Bonnie Irwin and Robert Fischer complemented Volk’s admonition to take risks by listing strategies instructors can use to encourage students to take risks and experience failure:

•Sharing our stories of failure
•Sharing famous people who failed and then succeeded
•Keep standards high
•Have tough talks with students to explain the valuable role of failure
•Smaller opportunities of failure
•Embedding formative assessments

Their well-coordinated, alternating, engaging presentation fleshed out the value of failure, especially in students conditioned to learn for tests and not be left behind.

Finally, Andrew Arnold’s “Pedagogy for Professors” embodied excellent teaching in action.  Seeming to follow the advice of Irwin and Fischer, he told his story of failure in developing a personal pedagogy, the insights he gained from it, and how it made him a better teacher.

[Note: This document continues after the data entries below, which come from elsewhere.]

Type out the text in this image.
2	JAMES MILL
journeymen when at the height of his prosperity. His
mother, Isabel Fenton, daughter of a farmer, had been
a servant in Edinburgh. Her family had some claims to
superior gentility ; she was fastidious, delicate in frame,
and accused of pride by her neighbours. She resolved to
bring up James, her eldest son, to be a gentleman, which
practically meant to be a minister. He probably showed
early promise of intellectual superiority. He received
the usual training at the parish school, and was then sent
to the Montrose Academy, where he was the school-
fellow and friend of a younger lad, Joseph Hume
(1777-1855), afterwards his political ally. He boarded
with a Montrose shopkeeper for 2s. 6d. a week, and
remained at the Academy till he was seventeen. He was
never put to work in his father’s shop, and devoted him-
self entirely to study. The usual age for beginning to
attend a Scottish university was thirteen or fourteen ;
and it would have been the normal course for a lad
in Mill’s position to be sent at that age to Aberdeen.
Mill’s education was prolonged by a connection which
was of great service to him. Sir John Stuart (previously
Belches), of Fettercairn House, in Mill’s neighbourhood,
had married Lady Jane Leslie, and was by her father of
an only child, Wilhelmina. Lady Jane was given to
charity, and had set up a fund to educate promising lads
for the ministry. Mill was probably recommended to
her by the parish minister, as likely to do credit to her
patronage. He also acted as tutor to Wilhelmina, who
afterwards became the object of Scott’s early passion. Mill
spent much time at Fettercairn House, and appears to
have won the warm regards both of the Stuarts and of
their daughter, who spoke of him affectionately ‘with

We saw the power of personal narrative (invoked earlier by Brown’s TEDx project) in action.

Several themes emerged from all five presentations.  Stories matter: we need to tell our stories of learning, as modeled so nicely by Professor Arnold, but also our stories of failure and stories of success.  We need to make room for risk-taking and failure, but also learn from that experience and use it to succeed. At least at this conference, students and learning matter.  One first-time conference goer compared his experience at AAC&U 2013 to disciplinary conferences, with some surprise.  “These people really believe in what they are doing. At disciplinary conferences it’s mostly griping.”  HEDs Up sessions are a place to share that belief in student learning and the value of liberal education.  As we go back to our campuses where we’ll run into griping, the latest magic bullet to solve all the woes of higher ed, and the daily grind of teaching, supporting teaching, or administrating, etc., these sessions help us remember why we fight.